Like Scott, he opened his own restaurant -- The Willows -- a neighborhood
spot with an eclectic menu on Solomon's Island, MD.
"I knew no one would hire me in a wheelchair as executive chef of a major
operation," he says flatly. "I had a dream to own my own place,
so I bought my own restaurant."
Why do
chefs like Nucci have such an obvious mistrust of the "opportunities"
available to them in the industry? Perhaps it's because, while they believe
no restaurateur will take a chance on them, restaurateurs are fearful of taking
that chance. Indeed, the whole issue is uncharted territory.
For example, whether the Americans with Disabilities Act would require a restaurant
to hire and accommodate a paraplegic chef is an issue that has not yet been
litigated, according to attorney Judith Stoll, who specializes in labor practices.
She says that in a case where a chef is paralyzed, but otherwise qualified
for the job, the legal issue comes down to whether it is reasonable to require
the restaurant to accommodate the individual's disability -- with ramps, specialized
wheelchairs, wider aisles, or other such changes.
"The question is whether an individual's accommodation is reasonable
for the restaurant, or does it impose an undue burden to the employer."
The experiences of both Scott and Nucci demonstrate that modifications are
sometimes necessary, sometimes not. A widened aisle like the kind in Scott's
kitchen does take up area that would otherwise be revenue-generating. Nucci
was fortunate enough to buy a restaurant whose kitchen was already spacious
enough for him to maneuver within. And a chair lift like the kind Scott uses
is an expensive piece of equipment that requires custom installation.

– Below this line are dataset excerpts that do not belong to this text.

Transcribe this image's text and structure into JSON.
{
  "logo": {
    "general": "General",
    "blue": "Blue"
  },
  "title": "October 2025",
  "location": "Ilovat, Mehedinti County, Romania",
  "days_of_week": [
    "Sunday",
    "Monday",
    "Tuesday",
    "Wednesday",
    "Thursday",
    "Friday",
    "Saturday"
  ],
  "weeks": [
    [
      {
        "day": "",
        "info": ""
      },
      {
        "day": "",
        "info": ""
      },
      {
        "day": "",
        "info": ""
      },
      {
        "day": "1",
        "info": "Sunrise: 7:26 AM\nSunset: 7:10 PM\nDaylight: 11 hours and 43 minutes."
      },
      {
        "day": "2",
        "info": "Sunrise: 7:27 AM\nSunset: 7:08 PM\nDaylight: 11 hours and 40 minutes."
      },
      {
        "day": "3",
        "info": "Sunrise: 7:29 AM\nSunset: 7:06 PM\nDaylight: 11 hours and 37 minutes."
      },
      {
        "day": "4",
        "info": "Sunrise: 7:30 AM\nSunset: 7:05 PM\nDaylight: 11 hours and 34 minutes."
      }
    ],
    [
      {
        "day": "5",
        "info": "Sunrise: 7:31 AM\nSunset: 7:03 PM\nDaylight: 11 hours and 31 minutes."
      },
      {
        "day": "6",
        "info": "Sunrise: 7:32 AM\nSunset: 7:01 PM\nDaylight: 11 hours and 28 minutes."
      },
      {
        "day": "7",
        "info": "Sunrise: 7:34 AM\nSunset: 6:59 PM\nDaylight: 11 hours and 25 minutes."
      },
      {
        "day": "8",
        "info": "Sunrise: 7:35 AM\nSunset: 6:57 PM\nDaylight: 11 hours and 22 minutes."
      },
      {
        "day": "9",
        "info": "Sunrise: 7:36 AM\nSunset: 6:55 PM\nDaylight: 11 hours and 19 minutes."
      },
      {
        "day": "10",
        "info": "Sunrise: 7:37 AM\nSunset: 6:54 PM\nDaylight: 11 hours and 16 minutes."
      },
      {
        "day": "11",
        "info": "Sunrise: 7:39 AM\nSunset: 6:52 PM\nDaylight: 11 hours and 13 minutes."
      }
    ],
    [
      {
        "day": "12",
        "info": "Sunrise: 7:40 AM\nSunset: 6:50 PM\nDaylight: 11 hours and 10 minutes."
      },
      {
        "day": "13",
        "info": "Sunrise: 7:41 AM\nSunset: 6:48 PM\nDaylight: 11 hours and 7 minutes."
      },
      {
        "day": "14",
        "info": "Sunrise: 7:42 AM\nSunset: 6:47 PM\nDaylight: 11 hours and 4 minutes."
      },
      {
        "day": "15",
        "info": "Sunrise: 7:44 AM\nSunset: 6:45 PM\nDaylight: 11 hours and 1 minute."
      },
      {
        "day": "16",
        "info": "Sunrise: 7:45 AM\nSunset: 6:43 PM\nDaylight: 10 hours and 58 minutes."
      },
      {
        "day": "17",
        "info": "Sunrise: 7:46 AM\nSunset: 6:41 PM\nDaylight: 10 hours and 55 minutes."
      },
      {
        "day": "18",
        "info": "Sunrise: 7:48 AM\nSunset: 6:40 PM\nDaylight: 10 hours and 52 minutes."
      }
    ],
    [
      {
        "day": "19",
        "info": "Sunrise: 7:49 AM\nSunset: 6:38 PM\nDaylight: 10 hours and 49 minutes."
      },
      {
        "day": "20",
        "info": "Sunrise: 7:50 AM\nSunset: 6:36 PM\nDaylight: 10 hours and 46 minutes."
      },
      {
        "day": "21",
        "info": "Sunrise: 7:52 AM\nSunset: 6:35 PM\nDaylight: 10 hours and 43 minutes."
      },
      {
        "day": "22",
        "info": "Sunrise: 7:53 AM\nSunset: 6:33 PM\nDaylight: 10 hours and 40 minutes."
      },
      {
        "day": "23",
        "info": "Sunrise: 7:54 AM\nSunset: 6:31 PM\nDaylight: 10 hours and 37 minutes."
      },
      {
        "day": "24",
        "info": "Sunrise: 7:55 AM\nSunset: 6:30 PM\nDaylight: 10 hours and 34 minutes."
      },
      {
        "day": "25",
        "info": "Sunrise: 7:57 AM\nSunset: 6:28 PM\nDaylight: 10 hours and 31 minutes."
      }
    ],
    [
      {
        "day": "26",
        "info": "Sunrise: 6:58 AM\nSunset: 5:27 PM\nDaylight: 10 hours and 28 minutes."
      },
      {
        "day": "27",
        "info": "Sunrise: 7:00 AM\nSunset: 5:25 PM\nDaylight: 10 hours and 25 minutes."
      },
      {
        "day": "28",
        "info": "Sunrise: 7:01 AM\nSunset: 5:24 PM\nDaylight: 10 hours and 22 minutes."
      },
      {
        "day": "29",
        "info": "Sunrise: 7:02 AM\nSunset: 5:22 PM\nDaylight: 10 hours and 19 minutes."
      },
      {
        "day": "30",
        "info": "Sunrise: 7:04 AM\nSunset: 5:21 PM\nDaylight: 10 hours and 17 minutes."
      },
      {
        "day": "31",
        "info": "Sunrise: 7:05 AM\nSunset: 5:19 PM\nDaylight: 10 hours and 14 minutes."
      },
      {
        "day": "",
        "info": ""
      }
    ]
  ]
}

Still, some encourage operators not to let the idea of accommodation alone
dissuade them. "If an applicant meets the requirements of the job, a
restaurateur should hire that person," says Steve Grover, VP of health
and safety, regulatory affairs at the National Restaurant Association. "We're
not suggesting a blind man fly a plane here. What we are talking about is
not letting disability stand in the way of hiring the right employee for the
right job."
Grover believes that the price of accommodation is usually offset by the retention
rate and loyalty of disabled employees. "When you are talking about hiring
and retaining a good employee, that cost is nothing. Statistics show that
people with special needs are sometimes the most loyal, so what an accommodation
costs you up front you will make up on the back end," he claims.
Scott would hardly argue with that. "I just want to make good food and
be taken seriously for my culinary ability," he says. "I live with
the reality that I may be in this chair for life. Everybody has their issues,
and this one is mine. Even though it may sound cliche, it's true -- there
is a world of opportunity out there, and you just have to grab it."